National Post

Poloz sees signs of hope for Oshawa

- JoSH WingrovE

OTTAWA • One of Oshawa’s most prominent sons is bullish on the small Ontario city’s chances of surviving the shutdown of its General Motors plant.

In 2016, Bank of Canada Governor Stephen Poloz was inducted into the walk of fame of his hometown, saying he grew up on the “front line of the real economy.” On Wednesday, however, he said sectors like automotive manufactur­ing don’t make up the same share of the national economy as they once did.

Oshawa is all too aware. The U.S. auto giant announced in November that it intends to cease production at its iconic plant east of Toronto at the end of this year. Autoworker­s, who were shocked by the news, protested GM’s plan by staging sit-ins this week, and industry analysts have warned that other factories could follow.

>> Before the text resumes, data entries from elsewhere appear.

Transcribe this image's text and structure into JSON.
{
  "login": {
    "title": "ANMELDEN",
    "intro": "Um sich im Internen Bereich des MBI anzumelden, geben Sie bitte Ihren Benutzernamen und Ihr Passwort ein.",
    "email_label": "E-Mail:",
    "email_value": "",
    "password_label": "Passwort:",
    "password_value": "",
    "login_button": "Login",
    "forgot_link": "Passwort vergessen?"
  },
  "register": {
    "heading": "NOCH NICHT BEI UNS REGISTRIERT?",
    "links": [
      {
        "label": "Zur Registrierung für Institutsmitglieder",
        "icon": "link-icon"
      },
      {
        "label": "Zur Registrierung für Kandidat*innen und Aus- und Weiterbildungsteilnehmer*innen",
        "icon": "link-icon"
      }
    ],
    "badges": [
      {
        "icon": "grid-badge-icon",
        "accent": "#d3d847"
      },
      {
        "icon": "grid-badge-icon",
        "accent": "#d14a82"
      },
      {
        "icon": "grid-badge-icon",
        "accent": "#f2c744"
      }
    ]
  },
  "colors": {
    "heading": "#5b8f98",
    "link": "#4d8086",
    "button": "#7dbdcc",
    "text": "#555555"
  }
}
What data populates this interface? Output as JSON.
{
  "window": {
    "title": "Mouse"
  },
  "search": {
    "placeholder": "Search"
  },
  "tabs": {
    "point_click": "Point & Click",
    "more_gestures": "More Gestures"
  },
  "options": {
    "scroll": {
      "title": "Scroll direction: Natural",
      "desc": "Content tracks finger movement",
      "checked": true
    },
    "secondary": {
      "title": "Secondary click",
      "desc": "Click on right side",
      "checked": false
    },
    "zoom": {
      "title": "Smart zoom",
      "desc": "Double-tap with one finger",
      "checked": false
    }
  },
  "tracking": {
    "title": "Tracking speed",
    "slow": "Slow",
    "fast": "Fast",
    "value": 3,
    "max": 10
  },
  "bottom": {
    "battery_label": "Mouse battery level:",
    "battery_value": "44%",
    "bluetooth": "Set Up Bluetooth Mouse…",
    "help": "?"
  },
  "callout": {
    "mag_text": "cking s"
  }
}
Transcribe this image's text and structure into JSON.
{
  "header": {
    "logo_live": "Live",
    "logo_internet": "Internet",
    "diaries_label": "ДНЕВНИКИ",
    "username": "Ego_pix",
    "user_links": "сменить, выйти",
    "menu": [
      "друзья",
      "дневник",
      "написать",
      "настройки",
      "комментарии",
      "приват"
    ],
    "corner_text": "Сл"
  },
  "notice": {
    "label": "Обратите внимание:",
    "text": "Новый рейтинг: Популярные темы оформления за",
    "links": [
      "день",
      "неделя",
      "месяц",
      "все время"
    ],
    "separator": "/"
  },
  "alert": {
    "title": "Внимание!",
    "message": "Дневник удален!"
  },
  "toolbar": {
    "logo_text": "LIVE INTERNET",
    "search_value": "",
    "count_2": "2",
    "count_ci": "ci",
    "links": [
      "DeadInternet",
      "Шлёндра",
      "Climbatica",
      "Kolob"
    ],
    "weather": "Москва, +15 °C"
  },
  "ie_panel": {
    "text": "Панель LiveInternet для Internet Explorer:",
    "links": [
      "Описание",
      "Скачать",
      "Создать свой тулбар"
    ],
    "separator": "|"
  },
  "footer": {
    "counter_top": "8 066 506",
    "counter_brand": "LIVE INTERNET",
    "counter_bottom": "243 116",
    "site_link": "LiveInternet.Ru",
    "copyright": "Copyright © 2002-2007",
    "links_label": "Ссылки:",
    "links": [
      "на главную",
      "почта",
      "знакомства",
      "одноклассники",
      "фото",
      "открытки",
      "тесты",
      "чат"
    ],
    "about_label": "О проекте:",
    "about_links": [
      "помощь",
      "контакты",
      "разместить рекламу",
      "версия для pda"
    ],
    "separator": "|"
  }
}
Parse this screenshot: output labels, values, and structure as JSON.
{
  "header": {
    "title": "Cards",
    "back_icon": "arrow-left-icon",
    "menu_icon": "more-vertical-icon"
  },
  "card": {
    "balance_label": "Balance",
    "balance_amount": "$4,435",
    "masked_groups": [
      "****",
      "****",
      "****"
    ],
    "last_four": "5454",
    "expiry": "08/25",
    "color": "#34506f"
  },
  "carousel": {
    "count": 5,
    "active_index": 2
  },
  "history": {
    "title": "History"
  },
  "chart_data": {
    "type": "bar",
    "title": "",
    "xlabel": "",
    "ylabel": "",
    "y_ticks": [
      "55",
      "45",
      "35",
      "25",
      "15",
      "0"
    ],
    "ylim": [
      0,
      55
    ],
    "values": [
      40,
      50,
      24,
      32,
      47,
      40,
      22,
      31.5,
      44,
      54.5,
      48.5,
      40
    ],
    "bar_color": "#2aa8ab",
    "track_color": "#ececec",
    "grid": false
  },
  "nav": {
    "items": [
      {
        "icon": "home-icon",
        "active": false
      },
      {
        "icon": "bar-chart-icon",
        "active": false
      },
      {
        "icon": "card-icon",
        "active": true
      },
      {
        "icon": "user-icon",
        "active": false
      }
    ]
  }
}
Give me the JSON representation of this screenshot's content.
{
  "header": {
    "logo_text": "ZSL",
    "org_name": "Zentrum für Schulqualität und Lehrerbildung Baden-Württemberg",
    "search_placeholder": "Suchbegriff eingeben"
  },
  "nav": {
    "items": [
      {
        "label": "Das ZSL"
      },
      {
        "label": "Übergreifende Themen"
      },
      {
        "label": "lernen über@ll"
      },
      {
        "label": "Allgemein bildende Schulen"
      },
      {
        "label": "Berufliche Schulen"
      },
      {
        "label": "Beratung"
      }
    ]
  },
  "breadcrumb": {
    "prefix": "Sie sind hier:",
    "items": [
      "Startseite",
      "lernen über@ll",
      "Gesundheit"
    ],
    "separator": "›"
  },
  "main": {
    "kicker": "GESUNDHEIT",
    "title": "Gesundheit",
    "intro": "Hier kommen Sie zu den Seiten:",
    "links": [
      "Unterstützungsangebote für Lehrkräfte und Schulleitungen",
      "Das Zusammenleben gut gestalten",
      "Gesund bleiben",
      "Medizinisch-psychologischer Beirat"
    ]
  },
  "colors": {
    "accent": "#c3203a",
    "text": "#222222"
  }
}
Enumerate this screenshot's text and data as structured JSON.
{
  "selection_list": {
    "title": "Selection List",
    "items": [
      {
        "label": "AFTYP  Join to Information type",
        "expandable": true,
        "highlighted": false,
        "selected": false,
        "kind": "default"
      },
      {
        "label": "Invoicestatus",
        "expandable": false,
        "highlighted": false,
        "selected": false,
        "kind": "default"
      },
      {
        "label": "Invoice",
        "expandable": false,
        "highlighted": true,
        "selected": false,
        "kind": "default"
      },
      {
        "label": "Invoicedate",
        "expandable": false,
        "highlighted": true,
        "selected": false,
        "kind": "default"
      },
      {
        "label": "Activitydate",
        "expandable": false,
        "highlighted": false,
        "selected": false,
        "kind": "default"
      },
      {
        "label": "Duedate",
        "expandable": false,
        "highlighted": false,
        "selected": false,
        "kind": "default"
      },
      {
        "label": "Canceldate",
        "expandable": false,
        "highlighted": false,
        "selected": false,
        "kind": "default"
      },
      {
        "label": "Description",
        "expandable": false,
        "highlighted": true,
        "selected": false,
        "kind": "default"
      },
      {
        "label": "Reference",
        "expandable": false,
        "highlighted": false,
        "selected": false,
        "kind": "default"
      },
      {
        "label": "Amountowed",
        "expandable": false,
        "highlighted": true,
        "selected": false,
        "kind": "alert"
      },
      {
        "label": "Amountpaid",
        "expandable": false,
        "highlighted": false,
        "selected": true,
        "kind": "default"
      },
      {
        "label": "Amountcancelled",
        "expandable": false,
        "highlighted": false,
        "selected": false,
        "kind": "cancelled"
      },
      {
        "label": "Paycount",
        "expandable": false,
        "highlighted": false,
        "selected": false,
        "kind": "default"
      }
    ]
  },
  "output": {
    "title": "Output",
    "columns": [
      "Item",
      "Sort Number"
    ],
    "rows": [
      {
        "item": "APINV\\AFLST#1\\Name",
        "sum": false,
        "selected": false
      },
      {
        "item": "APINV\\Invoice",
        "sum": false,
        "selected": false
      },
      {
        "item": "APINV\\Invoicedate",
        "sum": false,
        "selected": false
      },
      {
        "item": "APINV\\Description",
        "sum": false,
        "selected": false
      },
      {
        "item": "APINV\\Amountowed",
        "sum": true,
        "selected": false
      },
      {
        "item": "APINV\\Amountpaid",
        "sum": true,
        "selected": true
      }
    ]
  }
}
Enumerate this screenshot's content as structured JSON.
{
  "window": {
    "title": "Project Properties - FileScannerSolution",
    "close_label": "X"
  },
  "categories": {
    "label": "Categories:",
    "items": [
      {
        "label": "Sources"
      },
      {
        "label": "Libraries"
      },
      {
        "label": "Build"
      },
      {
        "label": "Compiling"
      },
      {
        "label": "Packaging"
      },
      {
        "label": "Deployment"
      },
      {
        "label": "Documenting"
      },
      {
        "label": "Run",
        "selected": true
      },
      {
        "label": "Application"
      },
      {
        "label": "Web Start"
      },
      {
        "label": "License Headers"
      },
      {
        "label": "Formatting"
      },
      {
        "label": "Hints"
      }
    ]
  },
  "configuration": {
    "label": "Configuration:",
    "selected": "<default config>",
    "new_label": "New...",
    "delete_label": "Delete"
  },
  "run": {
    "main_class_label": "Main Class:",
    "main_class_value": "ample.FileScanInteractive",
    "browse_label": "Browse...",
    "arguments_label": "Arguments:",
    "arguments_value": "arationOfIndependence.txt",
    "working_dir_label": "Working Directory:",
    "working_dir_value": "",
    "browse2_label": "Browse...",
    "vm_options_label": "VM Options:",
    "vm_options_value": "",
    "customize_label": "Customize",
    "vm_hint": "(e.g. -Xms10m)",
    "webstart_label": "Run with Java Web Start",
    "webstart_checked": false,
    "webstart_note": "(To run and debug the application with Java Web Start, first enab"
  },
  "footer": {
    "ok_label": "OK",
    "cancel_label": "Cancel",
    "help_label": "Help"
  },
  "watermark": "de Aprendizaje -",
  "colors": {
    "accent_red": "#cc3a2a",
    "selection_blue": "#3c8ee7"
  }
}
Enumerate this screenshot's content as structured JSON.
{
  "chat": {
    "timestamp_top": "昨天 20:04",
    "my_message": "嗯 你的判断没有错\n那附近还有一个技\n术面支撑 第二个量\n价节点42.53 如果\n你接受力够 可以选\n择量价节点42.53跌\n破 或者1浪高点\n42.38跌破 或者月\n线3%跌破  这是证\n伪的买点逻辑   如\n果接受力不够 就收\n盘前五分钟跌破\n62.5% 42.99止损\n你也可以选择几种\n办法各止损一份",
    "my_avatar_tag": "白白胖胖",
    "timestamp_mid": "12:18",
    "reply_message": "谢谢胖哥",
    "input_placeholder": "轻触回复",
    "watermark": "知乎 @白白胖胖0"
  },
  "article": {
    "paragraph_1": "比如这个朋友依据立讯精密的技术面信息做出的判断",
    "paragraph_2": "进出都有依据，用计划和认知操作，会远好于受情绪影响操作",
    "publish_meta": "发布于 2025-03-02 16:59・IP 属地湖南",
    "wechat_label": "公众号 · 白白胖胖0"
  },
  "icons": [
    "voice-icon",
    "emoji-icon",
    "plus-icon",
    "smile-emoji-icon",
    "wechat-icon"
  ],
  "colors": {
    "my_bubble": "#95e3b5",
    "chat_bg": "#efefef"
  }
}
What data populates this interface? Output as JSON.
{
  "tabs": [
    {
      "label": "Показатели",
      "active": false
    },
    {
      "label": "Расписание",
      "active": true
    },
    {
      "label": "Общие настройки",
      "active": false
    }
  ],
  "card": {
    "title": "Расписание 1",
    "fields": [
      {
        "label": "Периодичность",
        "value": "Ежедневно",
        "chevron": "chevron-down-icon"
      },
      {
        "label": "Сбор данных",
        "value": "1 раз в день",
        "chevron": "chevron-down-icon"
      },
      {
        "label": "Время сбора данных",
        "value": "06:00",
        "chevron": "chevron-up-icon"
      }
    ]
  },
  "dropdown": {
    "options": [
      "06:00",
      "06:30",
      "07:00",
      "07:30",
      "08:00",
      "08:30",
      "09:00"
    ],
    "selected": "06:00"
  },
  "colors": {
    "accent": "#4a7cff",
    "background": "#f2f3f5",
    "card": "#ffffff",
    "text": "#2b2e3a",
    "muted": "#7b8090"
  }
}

“Being from Oshawa, I regret that very much,” Poloz said at press conference in Ottawa after holding interest rates steady for a second straight time. “When I was young in Oshawa, there were 10 times as many people working there — 75 per cent of my high school class went to work in General Motors. It was a really important part of the town.”

Auto manufactur­ing has since declined in the city and will eventually go to zero, the central banker said. “And yet Oshawa has grown and people live there and they all have jobs. So, this is what happens in economies, and that’s the thing you have to admire — that Schumpeter’s creative destructio­n thing is true.”

Much of the Canadian economy is growing at capacity and struggling to find workers, Poloz said, despite the high-profile struggles of sectors like automotive manufactur­ing. Government­s will offer retraining to affected workers, he said.

“The economy will always have the stresses of some form of some things declining,” he said.